Respond to tickets filed on behalf of service users... And all sorts of fun can happen there:

A user might be (in pain) complaining that they had 1 http request out of a million fail. Figure it out or they'll leave.
A user might be (in pain) complaining that they have an infinitely ancient web server that doesn't give a damn about any RFC, so hand them an HTTP header in alternating case, please.
A user might come and say they fired all the programmers who wrote code for deploying resources in your service, so hop to it and finish writing that code for them. And this isn't a joke. I sat in meetings for two weeks on exactly such a case.

And that poor soul who first responds (no matter what or how) to this ticket (or whoever is oncall now), will become responsible for resolving it - and will receive shouldertaps regularly:

So what's up? Any updates?
Do we have customer wording?
Can we do anything else?

Special delight occurs when the ticket actually highlights some problem that can only be solved by a code change - a hotfix.

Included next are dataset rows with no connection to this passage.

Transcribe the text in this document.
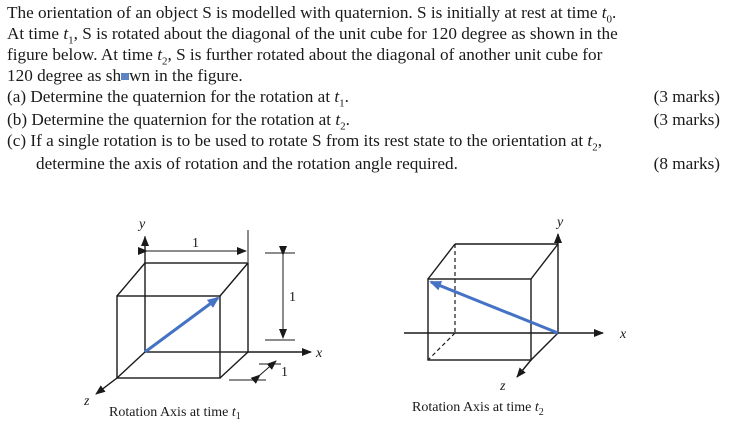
The orientation of an object S is modelled with quaternion. S is initially at rest at time $t_0$.
At time $t_1$, S is rotated about the diagonal of the unit cube for 120 degree as shown in the
figure below. At time $t_2$, S is further rotated about the diagonal of another unit cube for
120 degree as sh wn in the figure.
(a) Determine the quaternion for the rotation at $t_1$.	(3 marks)
(b) Determine the quaternion for the rotation at $t_2$.	(3 marks)
(c) If a single rotation is to be used to rotate S from its rest state to the orientation at $t_2$,
determine the axis of rotation and the rotation angle required.	(8 marks)
y
x
z
1
1
1
Rotation Axis at time $t_1$
x
y
z
Rotation Axis at time $t_2$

The hotfix will pass review very quickly. We'll shove it into the pipeline... And it will travel through the pipeline for several months. And all this time you'll be regularly jerked around from different sides:

Do we have an expected delivery time for the fix?
Has the fix arrived yet?
The customer is still in pain!
Why is it taking so long?!

Scroll up, what should the oncall operator be able to do?

Be able to block/unblock pipelines
Be able to deploy bypassing pipelines

And there are about ten of you skilled ones sitting on the pipeline at once. And each deployed DIFFERENT versions.

...

I hope everyone understood everything. Let's keep rollout aside.

Are You Optimistic About GenAI Future at Amazon?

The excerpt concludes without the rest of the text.